-
Kluivert disarankan cadangkan Klok dan Beckham melawan Irak.
-
Verdonk dan Nathan wajib dimainkan demi perbaikan skuad.
-
Timnas Indonesia harus fokus dan disiplin raih tiga poin.
Selain merombak komposisi pemain, Timnas Indonesia harus meningkatkan kehati-hatian dan disiplin tinggi dalam menghadapi kekuatan Irak.
Transisi permainan menjadi area krusial yang membutuhkan perbaikan mendesak karena Irak dikenal memiliki barisan pemain dengan kecepatan yang sangat baik.
Para pemain seperti Jay Idzes dan rekan-rekannya wajib meminimalisir segala bentuk pelanggaran tidak perlu, terutama di area berbahaya dekat kotak penalti.
Disiplin yang ketat dan fokus dalam bertahan menjadi modal utama untuk meredam serangan balik cepat dari lawan kuat di Kualifikasi Piala Dunia 2026.
Kedisiplinan dan Ketajaman: Kunci Menuju Tiga Poin Penting
Rais Adnan menekankan pentingnya peningkatan efektivitas serangan karena Timnas Indonesia sejauh ini belum mampu mencetak gol dari skema open play.
Ketajaman lini serang harus segera diasah dan ditingkatkan agar peluang yang tercipta bisa dikonversi menjadi gol yang sangat berharga.
"Untuk laga melawan Irak, para pemain Timnas Indonesia harus tampil disiplin dan tidak lagi membuat pelanggaran yang tidak perlu, serta transisinya harus diperbaiki," ucapnya.
"Kemudian, harus tampil lebih tajam lagi karena kita belum bisa mencetak gol dari open play," ia menambahkan.

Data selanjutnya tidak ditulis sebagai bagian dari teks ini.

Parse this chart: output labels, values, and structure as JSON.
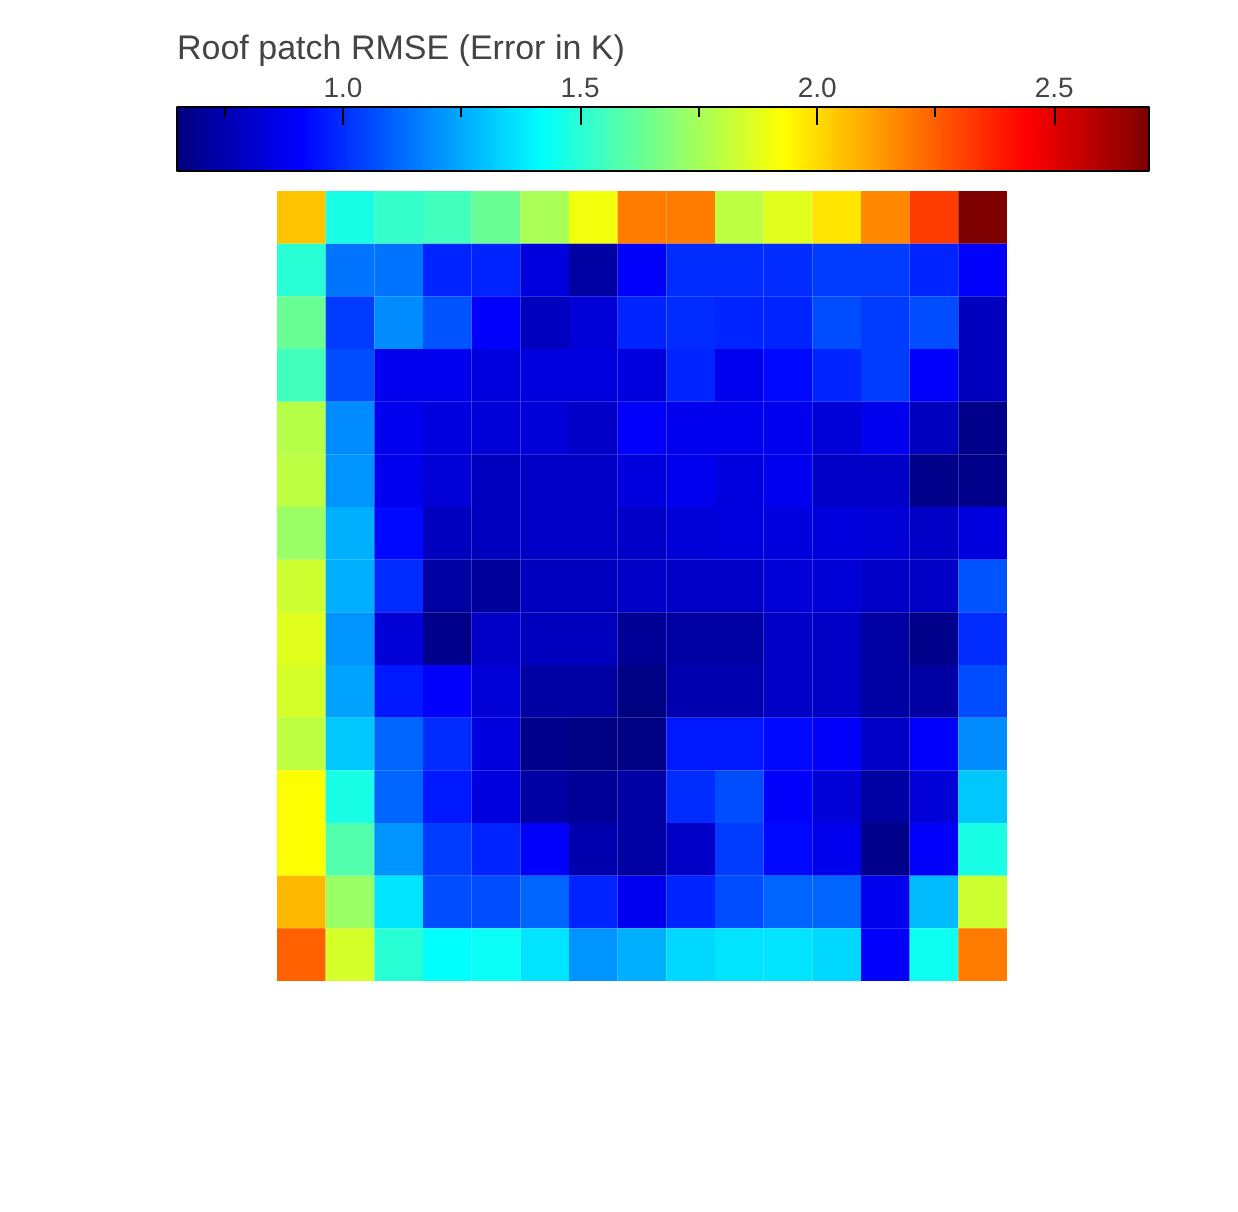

Meskipun menyadari bahwa laga melawan Irak merupakan tantangan yang sangat berat, tiga poin penuh adalah sebuah keharusan demi menjaga peluang lolos.
Asa Timnas Indonesia untuk melaju ke putaran selanjutnya di Kualifikasi Piala Dunia 2026 yang akan diselenggarakan di Amerika Serikat, Meksiko, dan Kanada, bergantung pada hasil ini.
Skenario lolos, walau kecil, membutuhkan Timnas Indonesia untuk meraih kemenangan sambil berharap Irak juga mampu menaklukkan Arab Saudi.
Fokus Kemenangan di Tengah Tekanan Berat
Pesan utama Rais Adnan kepada skuad asuhan Patrick Kluivert adalah mempertahankan fokus penuh sepanjang pertandingan.
Jangan biarkan tekanan untuk mencetak banyak gol mengganggu konsentrasi utama untuk memenangkan pertandingan melawan Irak.